[I]t is a habit of mankind to entrust to careless hope what they long for, and to use sovereign reason to thrust aside what they do not desire.
Thucydides, The Landmark Thucydides, edited by Robert B. Strassler, p. 282.
Liberalism as Denial of Religious Truth
Liberalism is the denial of the moral obligation to believe objective religious truth. It is caused by the substitution of subjective opinion for authentic faith. Although technically a heresy, most liberals are not formal heretics. Nevertheless, the deleterious consequences that follow liberalism are the same regardless of how a liberal came to his beliefs.
Truth and Opinion
To liberals, the idea that there can be or even is an objective religious truth is hard or impossible to accept. Truth is not confined to only what can be seen or measured as in science, but embraces all possible statements about reality. To be a true statement there must be a correspondence between the statement and reality. When a person states, “The sky is blue.” he is making a claim about reality and his claim is judged by that reality. Given that blue is electromagnetic radiation of a certain wavelength, then either visual inspection or for the more scientific measuring the wavelength will verify that the statement is true. Another term for an objective truth is, as I shall borrow from a philosopher I respect, a matter of fact.

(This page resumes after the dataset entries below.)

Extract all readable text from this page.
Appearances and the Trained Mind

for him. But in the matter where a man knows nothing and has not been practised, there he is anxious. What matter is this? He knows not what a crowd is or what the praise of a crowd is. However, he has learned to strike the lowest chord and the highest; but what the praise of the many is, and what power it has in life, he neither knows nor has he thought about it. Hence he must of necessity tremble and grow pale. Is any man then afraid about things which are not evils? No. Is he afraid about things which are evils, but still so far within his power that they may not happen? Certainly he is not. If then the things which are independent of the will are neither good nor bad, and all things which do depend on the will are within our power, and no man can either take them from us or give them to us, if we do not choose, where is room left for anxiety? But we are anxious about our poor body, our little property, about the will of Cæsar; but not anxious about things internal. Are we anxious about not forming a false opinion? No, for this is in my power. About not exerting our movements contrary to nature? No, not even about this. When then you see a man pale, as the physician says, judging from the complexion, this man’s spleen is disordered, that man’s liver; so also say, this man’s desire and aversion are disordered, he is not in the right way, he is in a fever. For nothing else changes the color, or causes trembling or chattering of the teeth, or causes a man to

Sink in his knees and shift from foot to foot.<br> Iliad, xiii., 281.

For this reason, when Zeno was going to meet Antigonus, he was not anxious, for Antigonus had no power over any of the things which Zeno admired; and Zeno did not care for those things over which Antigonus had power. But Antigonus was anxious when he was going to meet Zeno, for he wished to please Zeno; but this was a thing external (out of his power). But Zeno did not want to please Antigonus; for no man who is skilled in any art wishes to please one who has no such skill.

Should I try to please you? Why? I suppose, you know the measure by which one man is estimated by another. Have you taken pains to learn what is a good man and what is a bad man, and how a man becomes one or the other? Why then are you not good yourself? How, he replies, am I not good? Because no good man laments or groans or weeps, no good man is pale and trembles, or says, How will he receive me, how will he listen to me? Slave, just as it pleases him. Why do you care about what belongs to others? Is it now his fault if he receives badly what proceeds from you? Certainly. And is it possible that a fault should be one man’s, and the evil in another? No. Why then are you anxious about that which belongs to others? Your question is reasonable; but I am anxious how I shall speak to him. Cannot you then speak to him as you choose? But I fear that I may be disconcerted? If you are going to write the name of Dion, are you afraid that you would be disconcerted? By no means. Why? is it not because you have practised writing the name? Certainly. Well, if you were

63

Religions make a claim about the nature of God and His relation to man. Every religion claims to know the objective religious truth and its adherents believe its tenants and ideally it shapes their actions. The question that confronts every man is: Which is the true religion? Given that religions describe a certain part of reality and given that religions differ in their claims about this reality then of all of the religions there must be one which accurately expounds the way things are. This one religion is the true Religion and others are false religions.
Now, it is not true that all truths are objective. There are some subjective truths. These are those truths that vary from person to person, from time to time, or from place to place. Principally, subjective truths are those pertaining to taste or custom. A person stating, “Carrots are tasty.” is stating a subjective truth. He may personally like carrots, but not everyone will share his opinion. Other examples of subjective truths are local customs. In the past, it was more common for persons to wear hats. Thus stating that, “Men should wear hats” would be a truth peculiar to a time and place where this was the custom or merely a statement of a personal preference. A subjective truth is again to use a borrowed phrase a matter of taste.
Subjective truth is not the same as subjective opinion. One common understanding of the word opinion (which I will adopt), is that an opinion is a strongly held belief with no evidence. Therefore, for my purposes a belief is an acceptance and conviction of truth based on some rational sufficiently good evidence. A subjective opinion is a rationally unjustified claim masquerading as a belief in some objective truth.
Evidence for Beliefs
What constitutes rationally sufficient good evidence? Evidence can be of four different kinds. One, it can be self-evident or what is commonly known as intuitive knowledge. Two, it can be reasoned. Third, it can be knowledge that is universally acknowledged by other humans. Finally, evidence can be the belief of some trustworthy authority.
Of these four types of evidence, only the second and the final have the potential to be rationally unjustified. Given that it is possible for humans to make mistakes in reasoning, bad reasoning will result in bad evidence. For obvious reasons, when one accepts that something is true based on authority, the strength of the evidence is only as strong as the knowledge and character of the said authority. Self-evident knowledge has no need for justification and provided that one is correct in one’s estimation that the knowledge is truly accepted universally (scientists have given it a precise number: 90%) then such knowledge is infallible.
Consider again the fourth kind of evidence. When one accepts the truth of something based on an authority they are taking the truth on faith. If the authority is fallible such as a human being then it is fallible faith. If the authority is infallible as in the case of God, then it is an infallible faith.
Given the above it is possible to fully explain liberalism.
With liberalism, a subjective opinion formed through wishful thinking states that religious truth is not true because it has been revealed by God, but because it seems reasonable. Liberals substitute reason for faith. The false first principle from which all else that is liberal flows is that humans are morally free to believe whatever they want (i.e. find “reasonable”) in the realm of religion.